Douglas A. McIntyre is the co-founder, chief executive officer and editor in chief of 24/7 Wall St. and 24/7 Tempo. He has held these jobs since 2006.

McIntyre has written thousands of articles for 24/7 Wall St. He is an expert on corporate finance, the automotive industry, media companies and international finance. He has edited articles on national demographics, sports, personal income and travel.

His work has been quoted or mentioned in The New York Times, The Wall Street Journal, Los Angeles Times, The Washington Post, NBC News, Time, The New Yorker, HuffPost USA Today, Business Insider, Yahoo, AOL, MarketWatch, The Atlantic, Bloomberg, New York Post, Chicago Tribune, Forbes, The Guardian and many other major publications. McIntyre has been a guest on CNBC, the BBC and television and radio stations across the country.
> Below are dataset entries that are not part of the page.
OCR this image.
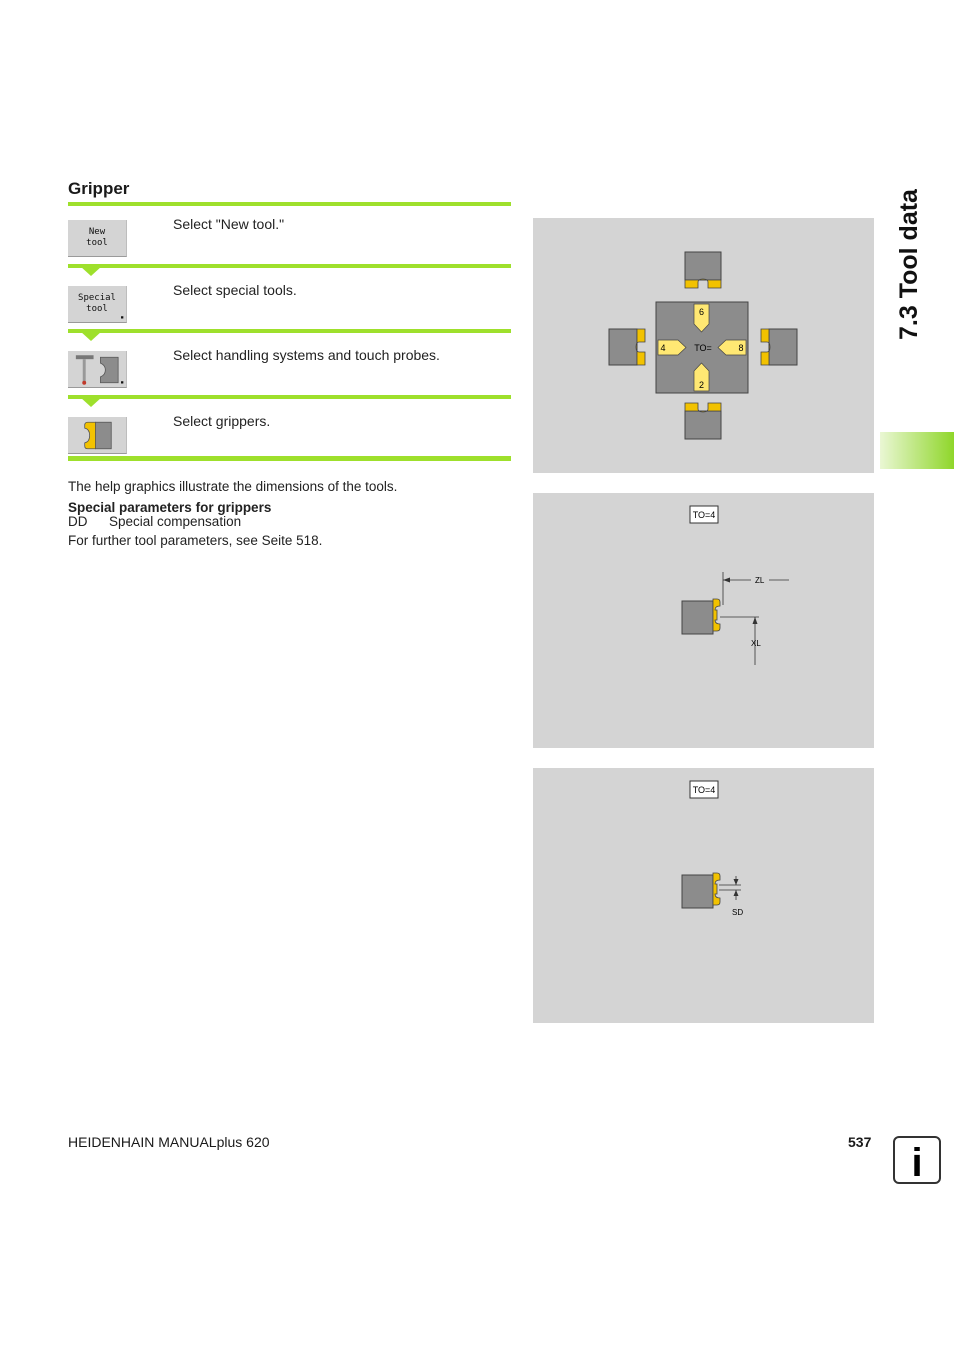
Gripper
New
tool
Select "New tool."
Special
tool
▪
Select special tools.
▪
Select handling systems and touch probes.
Select grippers.
The help graphics illustrate the dimensions of the tools.
Special parameters for grippers
DD Special compensation
For further tool parameters, see Seite 518.
6
4	TO=	8
2
TO=4
ZL
XL
TO=4
SD
7.3 Tool data
HEIDENHAIN MANUALplus 620	537 i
A magna cum laude graduate of Harvard College, McIntyre also was president of The Harvard Advocate. Founded in 1866, the Advocate is the oldest college publication in the United States.

TheStreet.com, Comps.com and Edgar Online are some of the public companies for which McIntyre served on the board of directors. He was a Vicinity Corporation board member when the company was sold to Microsoft in 2002. He served on the audit committees of some of these companies.

McIntyre has been the CEO of FutureSource, a provider of trading terminals and news to commodities and futures traders. He was president of Switchboard, the online phone directory company. He served as chairman and CEO of On2 Technologies, the video compression company that provided video compression software for Adobe’s Flash. Google bought On2 in 2009.